Check for exactness:

$\dfrac{\partial\left(x^2y+e^x\right)}{\partial y} = x^2 \\\\ \dfrac{\partial\left(-x^2\right)}{\partial x} = -2x$

As is, the DE is not exact, so let's try to find an integrating factor µ(x, y) such that

$\mu\left(x^2y + e^x\right) \,\mathrm dx - \mu x^2\,\mathrm dy = 0$

*is* exact.

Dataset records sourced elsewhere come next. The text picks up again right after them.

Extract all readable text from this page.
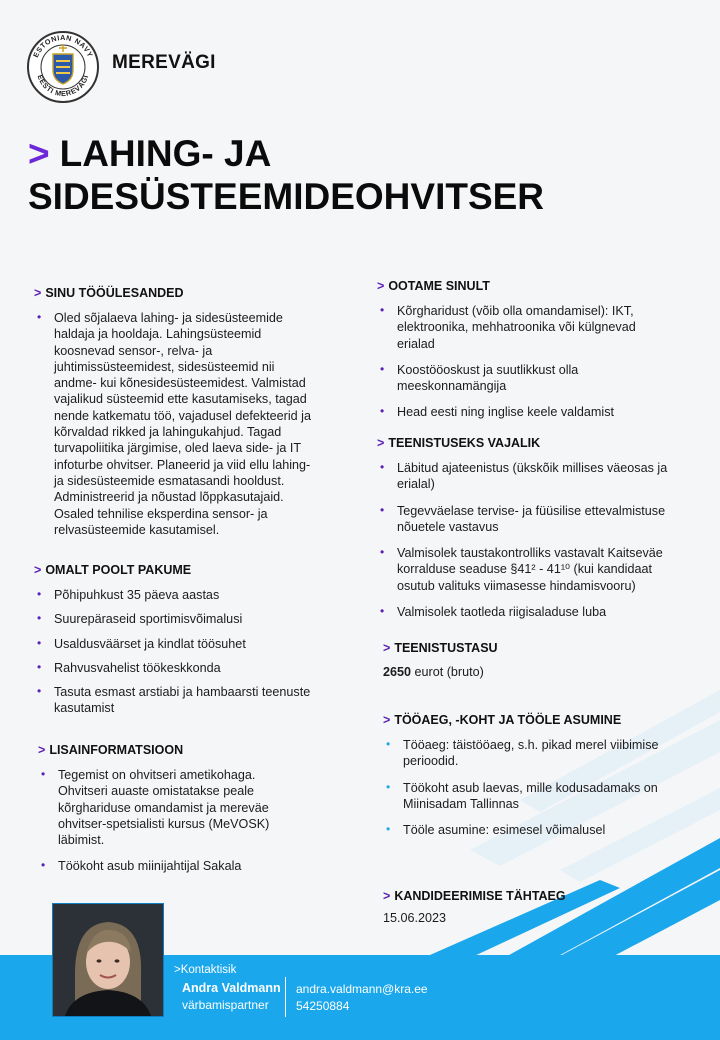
ESTONIAN NAVY
EESTI MEREVÄGI
MEREVÄGI
> LAHING- JA
SIDESÜSTEEMIDEOHVITSER
> SINU TÖÖÜLESANDED
• Oled sõjalaeva lahing- ja sidesüsteemide haldaja ja hooldaja. Lahingsüsteemid koosnevad sensor-, relva- ja juhtimissüsteemidest, sidesüsteemid nii andme- kui kõnesidesüsteemidest. Valmistad vajalikud süsteemid ette kasutamiseks, tagad nende katkematu töö, vajadusel defekteerid ja kõrvaldad rikked ja lahingukahjud. Tagad turvapoliitika järgimise, oled laeva side- ja IT infoturbe ohvitser. Planeerid ja viid ellu lahing- ja sidesüsteemide esmatasandi hooldust. Administreerid ja nõustad lõppkasutajaid. Osaled tehnilise eksperdina sensor- ja relvasüsteemide kasutamisel.
> OMALT POOLT PAKUME
• Põhipuhkust 35 päeva aastas
• Suurepäraseid sportimisvõimalusi
• Usaldusväärset ja kindlat töösuhet
• Rahvusvahelist töökeskkonda
• Tasuta esmast arstiabi ja hambaarsti teenuste kasutamist
> LISAINFORMATSIOON
• Tegemist on ohvitseri ametikohaga. Ohvitseri auaste omistatakse peale kõrghariduse omandamist ja mereväe ohvitser-spetsialisti kursus (MeVOSK) läbimist.
• Töökoht asub miinijahtijal Sakala
> OOTAME SINULT
• Kõrgharidust (võib olla omandamisel): IKT, elektroonika, mehhatroonika või külgnevad erialad
• Koostööoskust ja suutlikkust olla meeskonnamängija
• Head eesti ning inglise keele valdamist
> TEENISTUSEKS VAJALIK
• Läbitud ajateenistus (ükskõik millises väeosas ja erialal)
• Tegevväelase tervise- ja füüsilise ettevalmistuse nõuetele vastavus
• Valmisolek taustakontrolliks vastavalt Kaitseväe korralduse seaduse §41² - 41¹⁰ (kui kandidaat osutub valituks viimasesse hindamisvooru)
• Valmisolek taotleda riigisaladuse luba
> TEENISTUSTASU
2650 eurot (bruto)
> TÖÖAEG, -KOHT JA TÖÖLE ASUMINE
• Tööaeg: täistööaeg, s.h. pikad merel viibimise perioodid.
• Töökoht asub laevas, mille kodusadamaks on Miinisadam Tallinnas
• Tööle asumine: esimesel võimalusel
> KANDIDEERIMISE TÄHTAEG
15.06.2023
>Kontaktisik
Andra Valdmann
värbamispartner
andra.valdmann@kra.ee
54250884
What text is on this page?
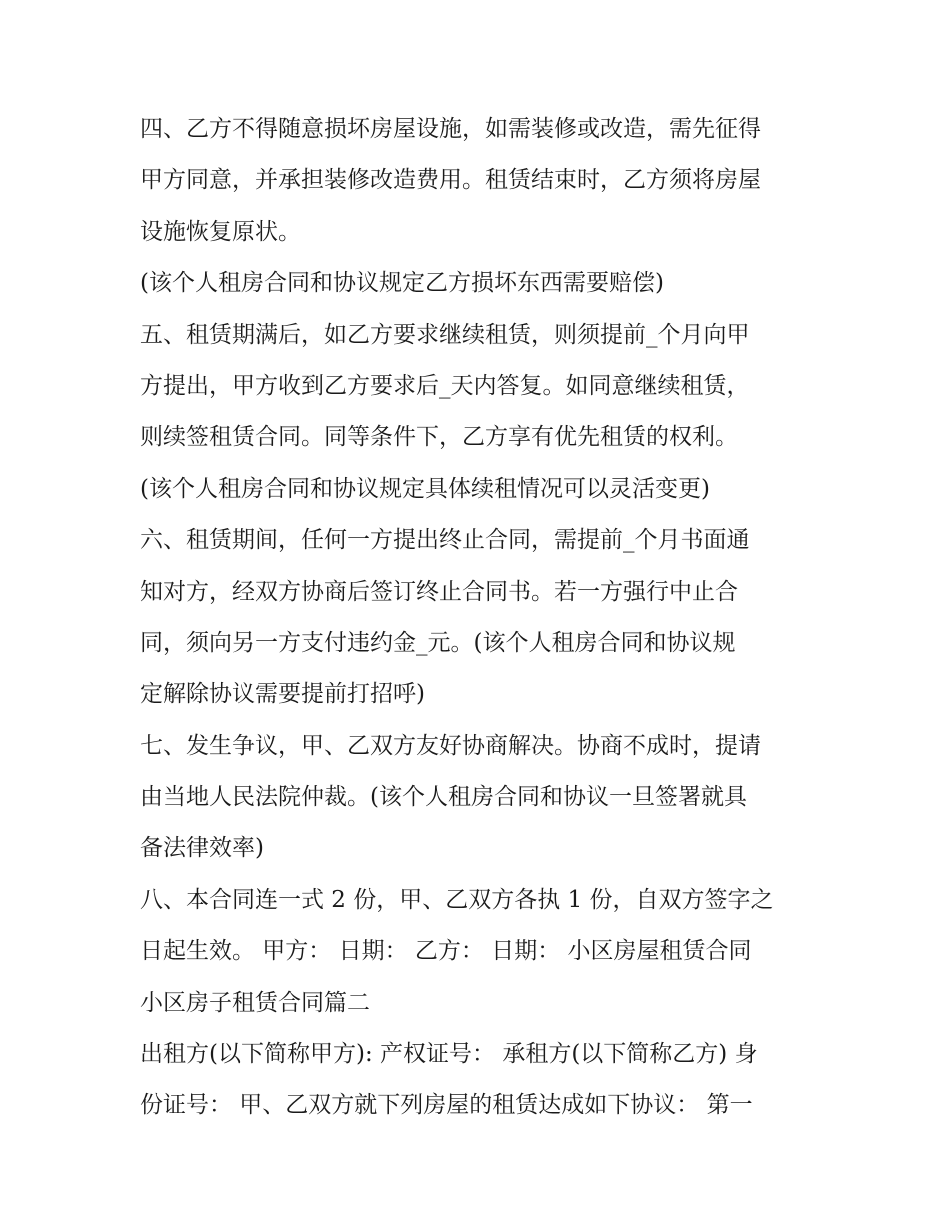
四、乙方不得随意损坏房屋设施，如需装修或改造，需先征得
甲方同意，并承担装修改造费用。租赁结束时，乙方须将房屋
设施恢复原状。
(该个人租房合同和协议规定乙方损坏东西需要赔偿)
五、租赁期满后，如乙方要求继续租赁，则须提前_个月向甲
方提出，甲方收到乙方要求后_天内答复。如同意继续租赁，
则续签租赁合同。同等条件下，乙方享有优先租赁的权利。
(该个人租房合同和协议规定具体续租情况可以灵活变更)
六、租赁期间，任何一方提出终止合同，需提前_个月书面通
知对方，经双方协商后签订终止合同书。若一方强行中止合
同，须向另一方支付违约金_元。(该个人租房合同和协议规
定解除协议需要提前打招呼)
七、发生争议，甲、乙双方友好协商解决。协商不成时，提请
由当地人民法院仲裁。(该个人租房合同和协议一旦签署就具
备法律效率)
八、本合同连一式 2 份，甲、乙双方各执 1 份，自双方签字之
日起生效。 甲方： 日期： 乙方： 日期： 小区房屋租赁合同
小区房子租赁合同篇二
出租方(以下简称甲方): 产权证号： 承租方(以下简称乙方) 身
份证号： 甲、乙双方就下列房屋的租赁达成如下协议： 第一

If this modified DE is exact, then

$\dfrac{\partial\left(\mu\left(x^2y+e^x\right)\right)}{\partial y} = \dfrac{\partial\left(-\mu x^2\right)}{\partial x}$

We have

$\dfrac{\partial\left(\mu\left(x^2y+e^x\right)\right)}{\partial y} = \left(x^2y+e^x\right)\dfrac{\partial\mu}{\partial y} + x^2\mu \\\\ \dfrac{\partial\left(-\mu x^2\right)}{\partial x} = -x^2\dfrac{\partial\mu}{\partial x} - 2x\mu \\\\ \implies \left(x^2y+e^x\right)\dfrac{\partial\mu}{\partial y} + x^2\mu = -x^2\dfrac{\partial\mu}{\partial x} - 2x\mu$

Notice that if we let µ(x, y) = µ(x) be independent of y, then ∂µ/∂y = 0 and we can solve for µ :

$x^2\mu = -x^2\dfrac{\mathrm d\mu}{\mathrm dx} - 2x\mu \\\\ (x^2+2x)\mu = -x^2\dfrac{\mathrm d\mu}{\mathrm dx} \\\\ \dfrac{\mathrm d\mu}{\mu} = -\dfrac{x^2+2x}{x^2}\,\mathrm dx \\\\ \dfrac{\mathrm d\mu}{\mu} = \left(-1-\dfrac2x\right)\,\mathrm dx \\\\ \implies \ln|\mu| = -x - 2\ln|x| \\\\ \implies \mu = e^{-x-2\ln|x|} = \dfrac{e^{-x}}{x^2}$